National Fuel Gas Co.’s rates will stay the same in the coming months, but customers could be in line for a refund – and potentially a rate cut – if state regulators later determine that the Amherst-based energy company is charging too much.
The state Public Service Commission, over the objections of National Fuel, on Thursday approved a series of temporary rates for the utility that will freeze its delivery charges while the PSC conducts a broader review of its rates that could take nearly a year to complete.
But because National Fuel’s earnings from its New York utility business have been significantly higher than the targets set by the commission in its rate plan that took effect at the beginning of 2008, the PSC also took the unusual step of making the company liable for refunding a portion of those delivery charges if the review finds that its rates going forward were too high.
“It provides protection for ratepayers,” said PSC Chairman Garry A. Brown. “We’ll do an examination. We’ll find out” if National Fuel’s rates are higher than they need to be to provide “safe and adequate service.”
If the commission determines that National Fuel has been earning more than it should – and that it is likely to keep doing so in the future under its existing rates – the PSC could lower the company’s delivery charges and order the utility to refund the difference between the current rates and the new rates dating back to today.
National Fuel officials argued that the company is being penalized for doing a good job running its New York utility business, cutting costs and improving the efficiency of its operations while freezing the rates it has charged its customers since the beginning of 2008. The company has reduced its operating and maintenance costs by about 6 percent, or $10 million, since 2008.
“The level of earnings that National Fuel has experienced were reasonable and due entirely to its cost-cutting and productivity efforts,” said Karen L. Merkel, a National Fuel spokeswoman. “If utilities had no opportunity to earn more from cutting costs, or if those earnings actually achieved were taken away, utilities would have no incentive to cut costs or provide quality service.”
While PSC commissioners praised National Fuel for doing a good job running its utility business even while reducing its operating costs, the commission’s staff estimated that National Fuel could be overcharging its 516,000 customers in Western New York by “hundreds of thousands of dollars” during each of the summer months, when natural gas use is at its lowest.

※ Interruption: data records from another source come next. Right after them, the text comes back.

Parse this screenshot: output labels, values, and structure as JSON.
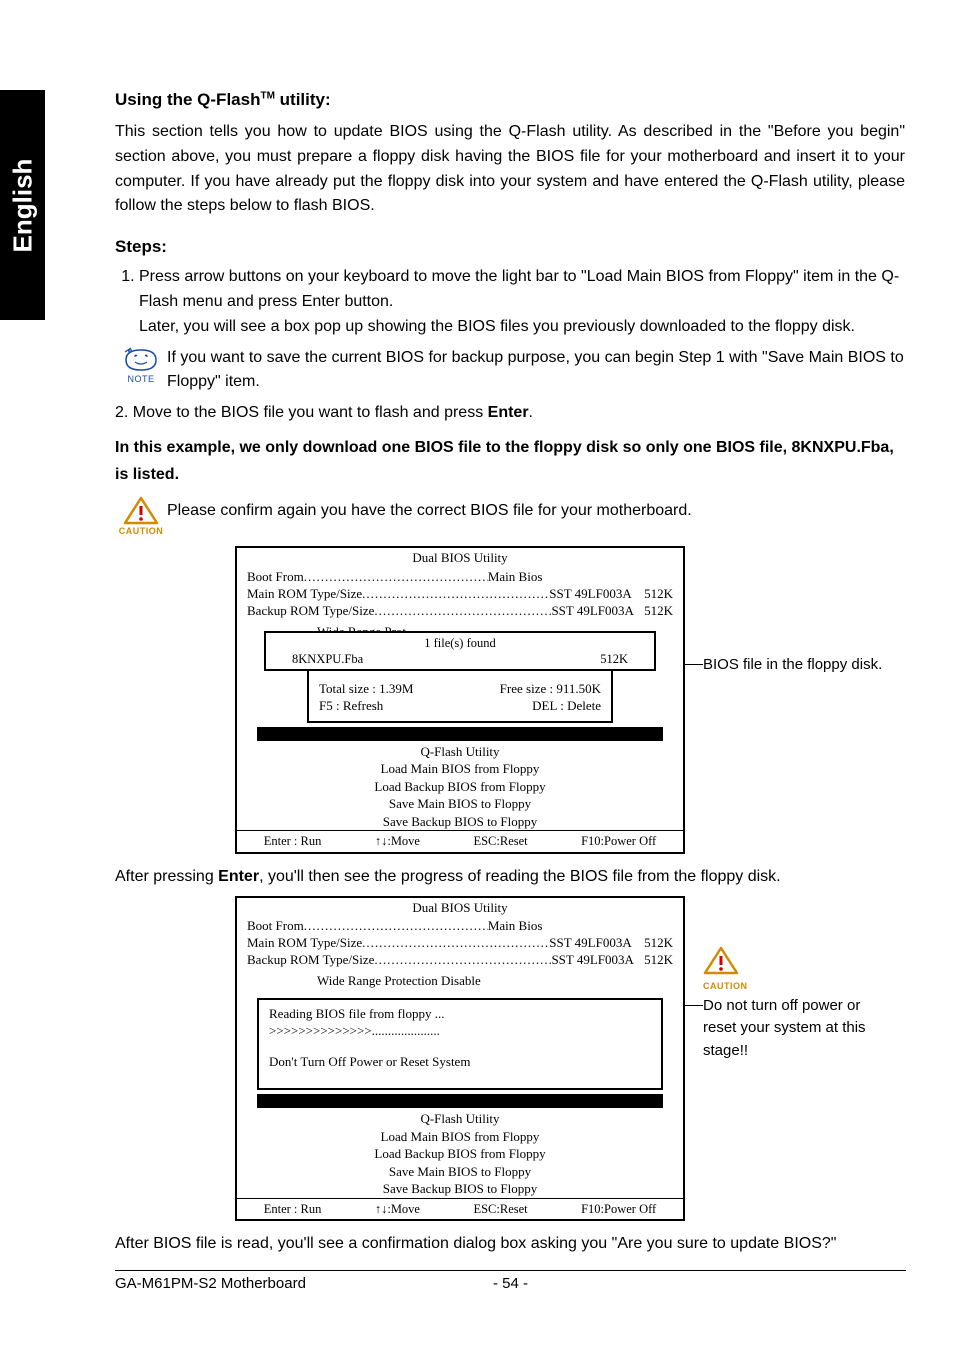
{
  "sideTab": "English",
  "heading1": "Using the Q-Flash",
  "heading1_tm": "TM",
  "heading1_tail": " utility:",
  "intro": "This section tells you how to update BIOS using the Q-Flash utility. As described in the \"Before you begin\" section above, you must prepare a floppy disk having the BIOS file for your motherboard and insert it to your computer. If you have already put the floppy disk into your system and have entered the Q-Flash utility, please follow the steps below to flash BIOS.",
  "stepsLabel": "Steps:",
  "step1a": "Press arrow buttons on your keyboard to move the light bar to \"Load Main BIOS from Floppy\" item in the Q-Flash menu and press Enter button.",
  "step1b": "Later, you will see a box pop up showing the BIOS files you previously downloaded to the floppy disk.",
  "noteLabel": "NOTE",
  "noteText": "If you want to save the current BIOS for backup purpose, you can begin Step 1 with \"Save Main BIOS to Floppy\" item.",
  "step2_pre": "2. Move to the BIOS file you want to flash and press ",
  "enter": "Enter",
  "step2_post": ".",
  "emph": "In this example, we only download one BIOS file to the floppy disk so only one BIOS file, 8KNXPU.Fba, is listed.",
  "cautionLabel": "CAUTION",
  "caution1": "Please confirm again you have the correct BIOS file for your motherboard.",
  "bios": {
    "title": "Dual BIOS Utility",
    "bootFromL": "Boot From",
    "bootFromM": "Main Bios",
    "mainRomL": "Main ROM Type/Size",
    "mainRomM": "SST 49LF003A",
    "mainRomR": "512K",
    "backupRomL": "Backup ROM Type/Size",
    "backupRomM": "SST 49LF003A",
    "backupRomR": "512K",
    "wideLabelCut": "Wide Range Prot",
    "wideLabelFull": "Wide Range Protection     Disable",
    "popupTitle": "1 file(s) found",
    "popupFile": "8KNXPU.Fba",
    "popupSize": "512K",
    "popupTotal": "Total size : 1.39M",
    "popupFree": "Free size : 911.50K",
    "popupF5": "F5 : Refresh",
    "popupDel": "DEL : Delete",
    "reading": "Reading BIOS file from floppy ...",
    "progress": ">>>>>>>>>>>>>>",
    "progressDots": ".....................",
    "warn": "Don't Turn Off Power or Reset System",
    "qflash": "Q-Flash Utility",
    "m1": "Load Main BIOS from Floppy",
    "m2": "Load Backup BIOS from Floppy",
    "m3": "Save Main BIOS to Floppy",
    "m4": "Save Backup BIOS to Floppy",
    "foot1": "Enter : Run",
    "foot2": "↑↓:Move",
    "foot3": "ESC:Reset",
    "foot4": "F10:Power Off"
  },
  "callout1": "BIOS file in the floppy disk.",
  "after1_pre": "After pressing ",
  "after1_post": ", you'll then see the progress of reading the BIOS file from the floppy disk.",
  "callout2": "Do not turn off power or reset your system at this stage!!",
  "after2": "After BIOS file is read, you'll see a confirmation dialog box asking you \"Are you sure to update BIOS?\"",
  "footerLeft": "GA-M61PM-S2 Motherboard",
  "footerMid": "- 54 -"
}
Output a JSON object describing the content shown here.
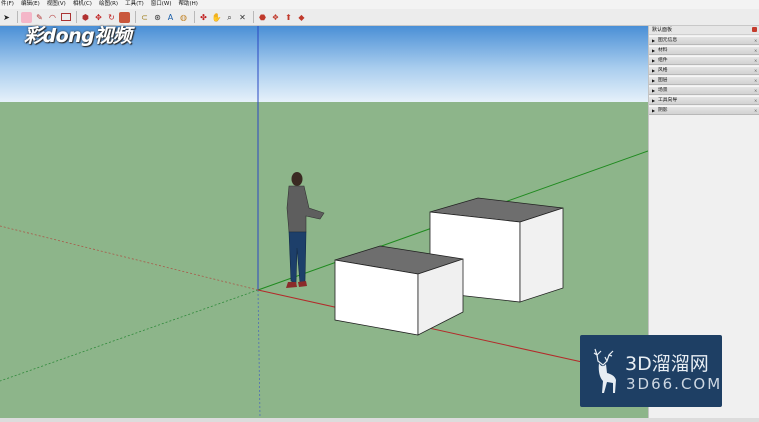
{
  "menu": {
    "items": [
      "件(F)",
      "编辑(E)",
      "视图(V)",
      "相机(C)",
      "绘图(R)",
      "工具(T)",
      "窗口(W)",
      "帮助(H)"
    ]
  },
  "toolbar": {
    "icons": [
      "select-icon",
      "eraser-icon",
      "pencil-icon",
      "arc-icon",
      "rectangle-icon",
      "push-pull-icon",
      "move-icon",
      "rotate-icon",
      "scale-icon",
      "offset-icon",
      "tape-measure-icon",
      "text-icon",
      "paint-bucket-icon",
      "orbit-icon",
      "pan-icon",
      "zoom-icon",
      "zoom-extents-icon",
      "warehouse-icon",
      "component-icon",
      "share-icon",
      "extension-icon"
    ]
  },
  "tray": {
    "title": "默认面板",
    "panels": [
      "图元信息",
      "材料",
      "组件",
      "风格",
      "图层",
      "场景",
      "工具向导",
      "阴影"
    ]
  },
  "brand": {
    "text": "彩dong视频"
  },
  "badge": {
    "main": "3D溜溜网",
    "sub": "3D66.COM"
  },
  "colors": {
    "sky_top": "#4a8fd6",
    "sky_bottom": "#e6f1fa",
    "ground": "#8db58a",
    "box_top": "#6e6e6e",
    "box_side": "#ffffff",
    "badge_bg": "#1e3f64"
  }
}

Over the course of a full year, the PSC staff estimated that the overcharges could top $10 million.
In late March, National Fuel proposed a rate plan that would freeze its delivery charges for three more years, while instituting a new system that would let it earn a slightly higher return from its utility operations through a program to split any earnings beyond its target with its customers.
Instead, the commission bypassed that proposal in favor of the temporary rates and the more thorough examination of National Fuel’s rate structure. Even so, PSC commissioners Thursday spoke in favor of including a mechanism to share earnings above a certain target between customers and ratepayers in whatever rate plan is developed under the current proceedings. National Fuel is the only major electric or natural gas utility in the state without an earnings sharing mechanism in its rate plan.
Even if the PSC eventually decides that National Fuel has been overcharging customers during the time it was operating under the temporary rate structure, any refunds collected from the company may not flow directly to consumers, Brown warned.
Instead, the refund could be used to fund other initiatives or cover other liabilities that the company is facing. National Fuel, for instance, stands to collect more than $35 million in expenses from ratepayers in the future to cover benefits for retirees and site-improvement costs that it has absorbed under the current rate plan.
At the center of the issue is just how much National Fuel’s utility earnings are exceeding the profitability target included in its current rate plan, and while both sides differ on how high the utility’s earnings have been, they agree that they have been comfortably more than the benchmark.
Last year, National Fuel earned a return equal to 12.4 percent of its equity, according to the PSC staff’s calculations. National Fuel, using a slightly different method, contends that it earned 11.3 percent on its equity, easily topping its 9.1 percent earnings target.
This year, the PSC’s staff estimates that the company will earn an 11.1 percent return, while National Fuel projects that its earnings will be 9.2 percent, barely higher than its targeted rate of return.
PSC Commissioner Gregg C. Sayre urged the commission’s staff and National Fuel executives to work together to try to develop a mutually acceptable rate agreement, which would avoid the agency’s costly, nearly yearlong process of developing a utility rate plan.